How can you ensure that interrupt latency will not exceed a certain value when there may be other variables and factors involved, like the hardware ?
Hardware latency is predictable. It doesn't have to be constant, but it definitely is bounded - for example interrupt entry is usually 12 cycles, but sometimes it may take 15 cycles.
RTOS latency is predictable. It also is not constant, but for example you can be certain, that the RTOS does not block the interrupts for longer than 1000 cycles at any time. Usually it will block them for much shorter periods of time, but never longer than stated.
If only your application doesn't do something strange (like a while (1);
in the thread with highest possible priority), then the latency of the whole system will be a sum of hardware latency and RTOS latency.
The important fact here is that using real-time operating system to write your application is not the only requirement for the application to also be real-time. In your application you have to ensure that the real-time constraints are not violated. The main job of RTOS is to NOT get in your way of doing that, so it may not introduce random/unpredictable delays.

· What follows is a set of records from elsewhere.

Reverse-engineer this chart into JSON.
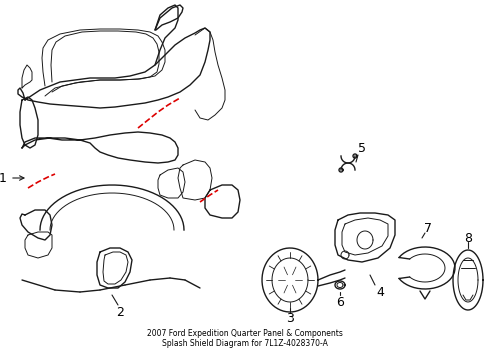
{
  "title": "2007 Ford Expedition Quarter Panel & Components\nSplash Shield Diagram for 7L1Z-4028370-A",
  "bg_color": "#ffffff",
  "line_color": "#1a1a1a",
  "red_dash_color": "#dd0000",
  "label_color": "#000000",
  "figsize": [
    4.9,
    3.6
  ],
  "dpi": 100
}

Generally the most important of the "predictable" things in RTOS is that the highest priority thread that is not blocked is executing. Period. In a GPOS (like the one on your desktop computer, in tablets or in smartphones), this is not true, because the scheduler actively prevents low priority threads from starvation, by allowing them to run for some time, even if there are more important things to do right now. This makes the behaviour of the application unpredictable, because one day it may react within 10us, while on the other day it may react within 10s, because the scheduler decided it's a great moment to save the logs to hard drive or maybe do some garbage collection.
Alternatively you can think that for RTOS the latency is in the range of microseconds, maybe single milliseconds. For a GPOS the max latency would probably be something like dozens of seconds.